We pause in reverence here this evening. We reflect on the miracle of the life begun in the green hills of Vermont and ended here in the jail of Carthage. That life was not long. But the fruits of that life have been something almost beyond comprehension.

This great cause of The Church of Jesus Christ of Latter-day Saints has been more precious than life itself to thousands upon thousands who have died in its service. Witnesses have gone into the world by the hundreds of thousands to bear testimony of Joseph Smith’s calling as a Prophet of God. The holy priesthood restored through him has fallen as a mantle upon uncounted numbers of men of integrity and virtue who have been clothed with this divine power. The Book of Mormon is going across the earth as another testament of the Lord Jesus Christ.

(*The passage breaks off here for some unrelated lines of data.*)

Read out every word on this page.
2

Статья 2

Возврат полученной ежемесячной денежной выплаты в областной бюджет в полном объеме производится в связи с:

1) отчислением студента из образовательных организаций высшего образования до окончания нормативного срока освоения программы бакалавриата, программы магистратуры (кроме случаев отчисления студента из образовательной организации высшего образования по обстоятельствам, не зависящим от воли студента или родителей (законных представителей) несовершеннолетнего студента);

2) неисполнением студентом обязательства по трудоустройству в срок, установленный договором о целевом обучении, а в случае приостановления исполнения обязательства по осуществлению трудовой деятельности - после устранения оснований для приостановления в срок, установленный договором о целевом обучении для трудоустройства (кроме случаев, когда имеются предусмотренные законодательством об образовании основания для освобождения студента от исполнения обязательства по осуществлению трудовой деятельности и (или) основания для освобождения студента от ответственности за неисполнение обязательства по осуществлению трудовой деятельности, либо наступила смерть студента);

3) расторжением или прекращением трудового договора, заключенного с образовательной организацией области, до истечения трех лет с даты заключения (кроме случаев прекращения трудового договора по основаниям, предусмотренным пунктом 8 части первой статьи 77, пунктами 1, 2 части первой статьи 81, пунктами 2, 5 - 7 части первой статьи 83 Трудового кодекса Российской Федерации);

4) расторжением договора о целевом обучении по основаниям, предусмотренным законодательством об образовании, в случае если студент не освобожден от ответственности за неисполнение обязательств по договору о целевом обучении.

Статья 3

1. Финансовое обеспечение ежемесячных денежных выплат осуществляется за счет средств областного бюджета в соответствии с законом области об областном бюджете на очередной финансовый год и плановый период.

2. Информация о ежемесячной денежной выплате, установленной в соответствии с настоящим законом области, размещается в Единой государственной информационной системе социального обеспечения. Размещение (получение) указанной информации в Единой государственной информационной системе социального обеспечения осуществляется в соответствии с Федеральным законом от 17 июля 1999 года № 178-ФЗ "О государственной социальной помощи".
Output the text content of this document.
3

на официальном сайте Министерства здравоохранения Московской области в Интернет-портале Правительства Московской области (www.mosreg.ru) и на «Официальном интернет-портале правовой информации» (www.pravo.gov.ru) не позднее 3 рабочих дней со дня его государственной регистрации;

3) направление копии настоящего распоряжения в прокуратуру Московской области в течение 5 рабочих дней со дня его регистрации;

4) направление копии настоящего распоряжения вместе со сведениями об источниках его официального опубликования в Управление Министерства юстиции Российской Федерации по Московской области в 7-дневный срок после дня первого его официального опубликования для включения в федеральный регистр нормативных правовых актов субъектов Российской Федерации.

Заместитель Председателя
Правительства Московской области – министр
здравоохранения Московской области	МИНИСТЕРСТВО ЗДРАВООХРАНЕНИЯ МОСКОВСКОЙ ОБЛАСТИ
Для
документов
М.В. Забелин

To quote a truism uttered long ago and in different circumstances, “the blood of the martyrs has become the seed of the Church.” The testimonies which were sealed here in these very precincts, on this ground where we meet tonight, that hot and sultry day 150 years ago, now nurture the faith of people around the world.

God bless the memory of Joseph Smith and Hyrum Smith who died here. With gratitude and love we sing all across this church the words of Joseph’s friend, W. W. Phelps:

Great is his glory and endless his priesthood.

Ever and ever the keys he will hold.

Faithful and true, he will enter his kingdom,

Crowned in the midst of the prophets of old.

(Hymns, 1985, no. 27)

His life and ministry became the fulfillment of the promise given by the Lord 6 April 1830, that “thou shalt be called a seer, a translator, a prophet, an apostle of Jesus Christ, an elder of the church through the will of God the Father, and the grace of your Lord Jesus Christ” (D&C 21:1).

I bear solemn testimony of the divinity of his call, of the magnitude of his accomplishments, of the virtue of his life, and of the security of his place among the great and honored of the Almighty in all generations of time, in the name of the Lord Jesus Christ, amen.